On February 15th, I attended a one day business seminar about leadership, with speakers such as Tom Hopkins, Peter Lowe, Phil Town, Zig Ziglar, Rudolph Giuliani, James Smith, Joe Montana, Jerry Lewis and Tommy Frank. If you can, imagine being surrounded by 17,000 people, and being seated in first row on the floor section next to the stage where you can be up close and personal with the speakers.

I was excited about the day and about the great seat I had, and was totally looking forward to learning so much. But then I noticed this girl who was seated in the next section behind me and to the side. I noticed her stunning beauty and elegance; dressed in a high impact business suit, her blond hair all together. She was sitting all by herself, and I just knew I had to go meet her.

I spent the next four hours contemplating what I would say to her. After all, I don't see someone that impacts me with butterflies in my stomach everyday. I couldn't do it. I had completely stopped. One part of me was so excited when visualizing myself on center stage, speaking in front of 19,000 people (full house) and the other part was stopped in getting up and talking to one girl. How pathetic I am, I thought to myself.

After lunch I was still battling with the idea of talking to her. At one break, I was so frustrated with myself, I just got up and went to talk to her. I stared closely at her eyes and became speechless, and continued walking away. Can you imagine how irritated I got with myself after this?

I left home in disbelief that I could be so 'stopped' like that. I then inquired to know what was so powerful that got me stopped.

Reflecting back, I saw that when I was contemplating what to say to the girl, I was judging myself for thinking so much.
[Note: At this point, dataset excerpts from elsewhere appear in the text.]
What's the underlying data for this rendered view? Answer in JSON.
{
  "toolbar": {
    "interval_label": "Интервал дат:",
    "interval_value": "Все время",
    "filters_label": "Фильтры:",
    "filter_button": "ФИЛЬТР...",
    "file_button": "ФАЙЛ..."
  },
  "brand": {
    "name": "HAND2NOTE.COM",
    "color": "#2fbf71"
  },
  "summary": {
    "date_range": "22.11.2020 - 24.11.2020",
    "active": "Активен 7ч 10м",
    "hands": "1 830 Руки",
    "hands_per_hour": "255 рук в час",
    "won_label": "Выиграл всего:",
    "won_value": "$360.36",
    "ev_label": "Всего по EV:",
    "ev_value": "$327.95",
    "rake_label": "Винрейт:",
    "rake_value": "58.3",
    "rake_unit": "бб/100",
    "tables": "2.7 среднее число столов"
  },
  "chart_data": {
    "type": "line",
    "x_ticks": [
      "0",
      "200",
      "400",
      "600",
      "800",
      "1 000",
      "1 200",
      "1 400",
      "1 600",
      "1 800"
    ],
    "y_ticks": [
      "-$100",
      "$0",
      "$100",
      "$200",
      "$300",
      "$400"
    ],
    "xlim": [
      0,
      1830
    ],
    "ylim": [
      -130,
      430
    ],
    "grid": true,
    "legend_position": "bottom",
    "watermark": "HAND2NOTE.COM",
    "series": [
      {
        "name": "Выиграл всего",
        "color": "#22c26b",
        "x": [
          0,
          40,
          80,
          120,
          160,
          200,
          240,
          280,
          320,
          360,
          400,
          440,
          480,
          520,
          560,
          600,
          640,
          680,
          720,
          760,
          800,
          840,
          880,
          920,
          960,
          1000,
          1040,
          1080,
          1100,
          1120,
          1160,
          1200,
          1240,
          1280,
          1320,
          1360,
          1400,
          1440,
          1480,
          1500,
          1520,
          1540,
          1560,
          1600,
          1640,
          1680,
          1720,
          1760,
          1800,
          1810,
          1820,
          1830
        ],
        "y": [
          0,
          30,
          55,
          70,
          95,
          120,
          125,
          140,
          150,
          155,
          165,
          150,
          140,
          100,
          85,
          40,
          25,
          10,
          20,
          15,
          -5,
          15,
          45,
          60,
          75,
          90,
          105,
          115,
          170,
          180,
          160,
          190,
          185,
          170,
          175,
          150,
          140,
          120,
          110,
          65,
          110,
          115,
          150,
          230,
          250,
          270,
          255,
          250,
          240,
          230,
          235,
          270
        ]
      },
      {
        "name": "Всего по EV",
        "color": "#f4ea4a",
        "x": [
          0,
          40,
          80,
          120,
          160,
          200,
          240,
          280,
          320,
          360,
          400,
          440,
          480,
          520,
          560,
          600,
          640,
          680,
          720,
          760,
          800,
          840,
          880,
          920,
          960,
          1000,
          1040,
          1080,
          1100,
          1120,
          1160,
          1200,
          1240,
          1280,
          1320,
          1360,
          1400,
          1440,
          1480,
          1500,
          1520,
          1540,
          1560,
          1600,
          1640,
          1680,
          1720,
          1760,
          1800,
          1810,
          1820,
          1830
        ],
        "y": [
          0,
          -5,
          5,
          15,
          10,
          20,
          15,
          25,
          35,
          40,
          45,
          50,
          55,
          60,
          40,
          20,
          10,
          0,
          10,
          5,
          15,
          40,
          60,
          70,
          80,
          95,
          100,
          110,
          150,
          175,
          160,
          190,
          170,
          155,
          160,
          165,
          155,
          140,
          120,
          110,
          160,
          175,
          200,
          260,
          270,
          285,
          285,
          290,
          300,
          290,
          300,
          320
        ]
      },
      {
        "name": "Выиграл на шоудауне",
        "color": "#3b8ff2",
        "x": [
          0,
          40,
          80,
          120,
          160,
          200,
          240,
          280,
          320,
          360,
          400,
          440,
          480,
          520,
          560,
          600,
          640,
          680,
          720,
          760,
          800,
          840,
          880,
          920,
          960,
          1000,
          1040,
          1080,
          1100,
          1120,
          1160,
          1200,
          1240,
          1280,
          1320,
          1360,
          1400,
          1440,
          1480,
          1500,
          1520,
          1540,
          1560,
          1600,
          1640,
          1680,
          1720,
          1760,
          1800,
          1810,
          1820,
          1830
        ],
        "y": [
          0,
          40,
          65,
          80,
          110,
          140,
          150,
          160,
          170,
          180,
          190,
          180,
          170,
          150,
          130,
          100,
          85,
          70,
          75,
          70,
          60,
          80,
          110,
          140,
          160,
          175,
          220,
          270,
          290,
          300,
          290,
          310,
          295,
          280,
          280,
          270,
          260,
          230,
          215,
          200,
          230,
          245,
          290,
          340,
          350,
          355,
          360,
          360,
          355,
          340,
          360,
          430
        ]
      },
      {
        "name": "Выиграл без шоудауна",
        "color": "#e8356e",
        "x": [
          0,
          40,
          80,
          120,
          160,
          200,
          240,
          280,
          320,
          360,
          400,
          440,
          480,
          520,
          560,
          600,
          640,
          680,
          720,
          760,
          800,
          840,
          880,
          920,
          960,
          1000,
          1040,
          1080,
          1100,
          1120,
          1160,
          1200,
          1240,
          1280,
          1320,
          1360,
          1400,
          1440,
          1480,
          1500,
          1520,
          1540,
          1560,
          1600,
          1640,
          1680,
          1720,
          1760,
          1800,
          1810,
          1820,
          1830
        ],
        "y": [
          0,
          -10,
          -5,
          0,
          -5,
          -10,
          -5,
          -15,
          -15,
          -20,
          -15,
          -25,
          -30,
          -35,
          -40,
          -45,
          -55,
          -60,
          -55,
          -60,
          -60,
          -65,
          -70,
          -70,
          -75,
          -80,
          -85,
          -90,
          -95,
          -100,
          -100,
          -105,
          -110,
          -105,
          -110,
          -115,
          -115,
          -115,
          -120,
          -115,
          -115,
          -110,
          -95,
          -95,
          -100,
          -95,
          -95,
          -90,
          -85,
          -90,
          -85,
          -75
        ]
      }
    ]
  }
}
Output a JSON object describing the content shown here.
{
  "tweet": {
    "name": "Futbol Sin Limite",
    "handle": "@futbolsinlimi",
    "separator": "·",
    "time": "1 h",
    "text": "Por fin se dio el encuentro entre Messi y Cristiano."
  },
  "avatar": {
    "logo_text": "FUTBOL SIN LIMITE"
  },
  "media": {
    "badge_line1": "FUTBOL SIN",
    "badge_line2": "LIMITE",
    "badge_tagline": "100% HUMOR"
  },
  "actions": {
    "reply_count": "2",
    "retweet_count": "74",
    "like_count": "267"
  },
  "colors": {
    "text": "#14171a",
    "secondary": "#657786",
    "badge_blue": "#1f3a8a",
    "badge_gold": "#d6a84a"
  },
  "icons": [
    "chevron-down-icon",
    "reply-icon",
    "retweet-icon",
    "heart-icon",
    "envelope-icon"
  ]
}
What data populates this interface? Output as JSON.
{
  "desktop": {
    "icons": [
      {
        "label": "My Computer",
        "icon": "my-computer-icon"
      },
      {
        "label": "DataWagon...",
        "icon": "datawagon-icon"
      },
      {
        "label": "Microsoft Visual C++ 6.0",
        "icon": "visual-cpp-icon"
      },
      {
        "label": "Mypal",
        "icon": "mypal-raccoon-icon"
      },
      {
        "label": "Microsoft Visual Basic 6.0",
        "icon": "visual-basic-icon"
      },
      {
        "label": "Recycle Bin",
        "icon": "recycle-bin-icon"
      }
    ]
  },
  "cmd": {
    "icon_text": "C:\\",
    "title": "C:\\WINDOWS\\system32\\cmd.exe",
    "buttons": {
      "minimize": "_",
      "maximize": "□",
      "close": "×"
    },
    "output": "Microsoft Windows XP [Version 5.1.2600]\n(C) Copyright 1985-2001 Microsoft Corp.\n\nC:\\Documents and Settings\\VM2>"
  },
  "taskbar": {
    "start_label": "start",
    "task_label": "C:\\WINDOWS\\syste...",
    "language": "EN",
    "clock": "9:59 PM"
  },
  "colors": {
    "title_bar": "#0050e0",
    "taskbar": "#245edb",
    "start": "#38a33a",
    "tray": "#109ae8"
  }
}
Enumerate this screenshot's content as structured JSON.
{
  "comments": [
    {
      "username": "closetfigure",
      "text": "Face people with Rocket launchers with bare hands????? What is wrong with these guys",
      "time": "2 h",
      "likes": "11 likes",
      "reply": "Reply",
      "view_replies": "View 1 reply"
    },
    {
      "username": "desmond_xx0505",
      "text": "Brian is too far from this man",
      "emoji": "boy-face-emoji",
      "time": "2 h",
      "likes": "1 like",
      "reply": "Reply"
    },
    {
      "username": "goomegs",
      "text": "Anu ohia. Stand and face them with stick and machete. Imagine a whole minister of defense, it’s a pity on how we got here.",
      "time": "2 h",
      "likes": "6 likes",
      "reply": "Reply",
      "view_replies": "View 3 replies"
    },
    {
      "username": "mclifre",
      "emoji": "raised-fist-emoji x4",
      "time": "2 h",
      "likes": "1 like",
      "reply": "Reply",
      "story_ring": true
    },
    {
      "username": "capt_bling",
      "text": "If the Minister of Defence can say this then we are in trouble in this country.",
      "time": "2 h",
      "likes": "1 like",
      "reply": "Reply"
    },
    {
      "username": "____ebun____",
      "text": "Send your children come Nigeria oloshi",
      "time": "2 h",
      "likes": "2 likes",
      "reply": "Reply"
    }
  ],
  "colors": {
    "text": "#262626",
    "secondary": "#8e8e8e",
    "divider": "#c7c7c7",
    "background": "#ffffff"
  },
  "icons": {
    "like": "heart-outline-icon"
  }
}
I was thinking how to be seductive and manipulating. I was afraid to appear like a hustler, and I was afraid of failing, as it was a mission to be accomplished. I was feeling arrogant, feeling like a loner, and fearing that if I failed I would be persecuted, appear shallow, or like a bully. I was indecisive for 8 hours. Do you get the picture? That is what being stopped looks like.

What I got, is that when I am totally interested in someone, I show up interesting to cover it up. So I am inauthentic in conversation when I show off with my ego and become manipulative so that others will like me and become interested in me. This way I wouldn't have to expose my feelings, would I?

Being Interesting vs. Being Interested court case dated 1975 regarding being interesting at the expense of others, resulted in a verdict of guilty as charged with a life sentence. I am proud to announce that after serving 30 years, Judge Steven has paroled Little Steven to freedom with a new life of being authentically interesting, especially when he is authentically interested. Little Steven has been forgiven and loved with compassion for his past.

My new way is to show up as interested vs. interesting. You probably wonder how all of this relates to business. Consider that business is about relationships. Relationships are about showing up authentic and interested in others.

Ask yourself: How are you showing up with your clients, co-workers, bosses, and suppliers? Are you being interesting with them, showing off how great you are because you want something from them? Or are you truly interested in being of service to them? When you are being interesting, what's the impact on your business?